Monday, Feb 17, 2014 at 19:21
Its not just the putting a wheel in the dirt.
The problem when you pull partly off the road propper, is that, as you have found, some of the impatient muppets behind think ...this will be the only oportunity they will ever have to pass and they will push their luck and yours.
SO you have 4 wheels in the dirt and 4 wheels on the black top and there is a culvet comming up....are you driving into the culvet or are passing muppets #5 & 6 taking their chances with the oncomming traffic.
As for putting a wheel in the dirt.....that is a bit of a lottery too.
On some roads the transition from bitumen to a hard dirt shoulder is pretty damn fair, as is the unsealed surface of the shoulder.

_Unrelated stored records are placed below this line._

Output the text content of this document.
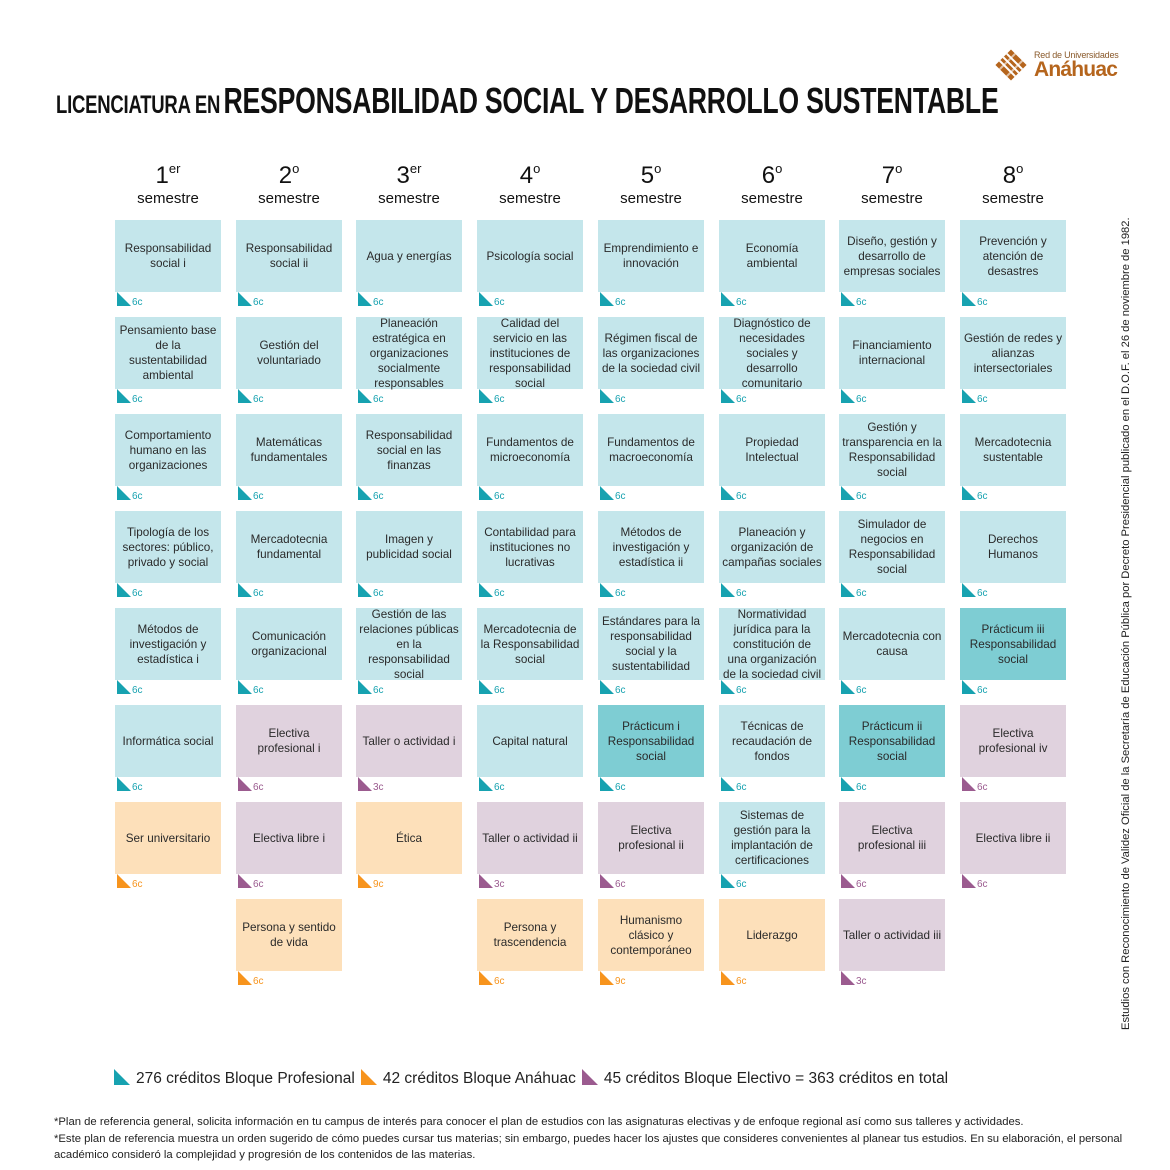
Red de Universidades
Anáhuac
LICENCIATURA EN RESPONSABILIDAD SOCIAL Y DESARROLLO SUSTENTABLE
1er
semestre
Responsabilidad social i
6c
Pensamiento base de la sustentabilidad ambiental
6c
Comportamiento humano en las organizaciones
6c
Tipología de los sectores: público, privado y social
6c
Métodos de investigación y estadística i
6c
Informática social
6c
Ser universitario
6c
2$^o$
semestre
Responsabilidad social ii
6c
Gestión del voluntariado
6c
Matemáticas fundamentales
6c
Mercadotecnia fundamental
6c
Comunicación organizacional
6c
Electiva profesional i
6c
Electiva libre i
6c
Persona y sentido de vida
6c
3er
semestre
Agua y energías
6c
Planeación estratégica en organizaciones socialmente responsables
6c
Responsabilidad social en las finanzas
6c
Imagen y publicidad social
6c
Gestión de las relaciones públicas en la responsabilidad social
6c
Taller o actividad i
3c
Ética
9c
4$^o$
semestre
Psicología social
6c
Calidad del servicio en las instituciones de responsabilidad social
6c
Fundamentos de microeconomía
6c
Contabilidad para instituciones no lucrativas
6c
Mercadotecnia de la Responsabilidad social
6c
Capital natural
6c
Taller o actividad ii
3c
Persona y trascendencia
6c
5$^o$
semestre
Emprendimiento e innovación
6c
Régimen fiscal de las organizaciones de la sociedad civil
6c
Fundamentos de macroeconomía
6c
Métodos de investigación y estadística ii
6c
Estándares para la responsabilidad social y la sustentabilidad
6c
Prácticum i Responsabilidad social
6c
Electiva profesional ii
6c
Humanismo clásico y contemporáneo
9c
6$^o$
semestre
Economía ambiental
6c
Diagnóstico de necesidades sociales y desarrollo comunitario
6c
Propiedad Intelectual
6c
Planeación y organización de campañas sociales
6c
Normatividad jurídica para la constitución de una organización de la sociedad civil
6c
Técnicas de recaudación de fondos
6c
Sistemas de gestión para la implantación de certificaciones
6c
Liderazgo
6c
7$^o$
semestre
Diseño, gestión y desarrollo de empresas sociales
6c
Financiamiento internacional
6c
Gestión y transparencia en la Responsabilidad social
6c
Simulador de negocios en Responsabilidad social
6c
Mercadotecnia con causa
6c
Prácticum ii Responsabilidad social
6c
Electiva profesional iii
6c
Taller o actividad iii
3c
8$^o$
semestre
Prevención y atención de desastres
6c
Gestión de redes y alianzas intersectoriales
6c
Mercadotecnia sustentable
6c
Derechos Humanos
6c
Prácticum iii Responsabilidad social
6c
Electiva profesional iv
6c
Electiva libre ii
6c
276 créditos Bloque Profesional 42 créditos Bloque Anáhuac 45 créditos Bloque Electivo = 363 créditos en total
Estudios con Reconocimiento de Validez Oficial de la Secretaría de Educación Pública por Decreto Presidencial publicado en el D.O.F. el 26 de noviembre de 1982.
*Plan de referencia general, solicita información en tu campus de interés para conocer el plan de estudios con las asignaturas electivas y de enfoque regional así como sus talleres y actividades.
*Este plan de referencia muestra un orden sugerido de cómo puedes cursar tus materias; sin embargo, puedes hacer los ajustes que consideres convenientes al planear tus estudios. En su elaboración, el personal académico consideró la complejidad y progresión de los contenidos de las materias.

But in some areas it can be a drop of 4, more inches and a sharp drop at that, soft egdes as celebrated in song and story or a shoulder that is neither fit nor intended for wheel traffic
lots of roads as you have found, there is a fair shoulder.....but there are culvets, drains and various other hidden surprises that can come up pretty fast even at 60 or 80Kmh.
If you, in general keep all wheels on the sealed part of the road you will generally avoid all those hazards.
I may not have the hundreds of hours on outback roads that some on here have and I certainly don't have the number of hours behind the wheel of heavy vehices as others may.......but I have been arround enough, keep my eyes open and can bear witness to the misfortunes of others.
I have not made a trip to North QLD, where I have not seen some one somewhere stuck in a culvet in the cane fields.....a couple of them not pretty....these cane areas mostly have beautifull wide grassy verges....but the grass hides culvets, riser pipes a big hard lumpy things.
Up in the north west wher my brother works a lot, nobody takes putting a wheel in the dirt lightly....there are a lot of areas with nasty drop offs...getting off may not bee so bad...getting back on..ahh well.
There have been fatalities and people not too far removed from his circle of friends.
Only last week, I saw a bloke in a medium rigid..he had a fairly big work platform tied on...high centre of gravity....for some reason he pulled off onto the sholder on the
Ipswich motorway..well he pulled off a little further than he should, the weight shifted and he had no traction....and looked like he was in real risk of falling over.
Another case on the way up to Warrick..following rain after a long dry...there was a truck and dog.
the shoulder looked good and hard...and the truck had passed along well but the dog had caught the soft edge a slid into the ditch the edge colapsing as it went.
yeh.... unless I could be pulling right off in certain safety, I'd be keeping all my wheels on the made portion of the road...and doing the bset I could for those behind that way.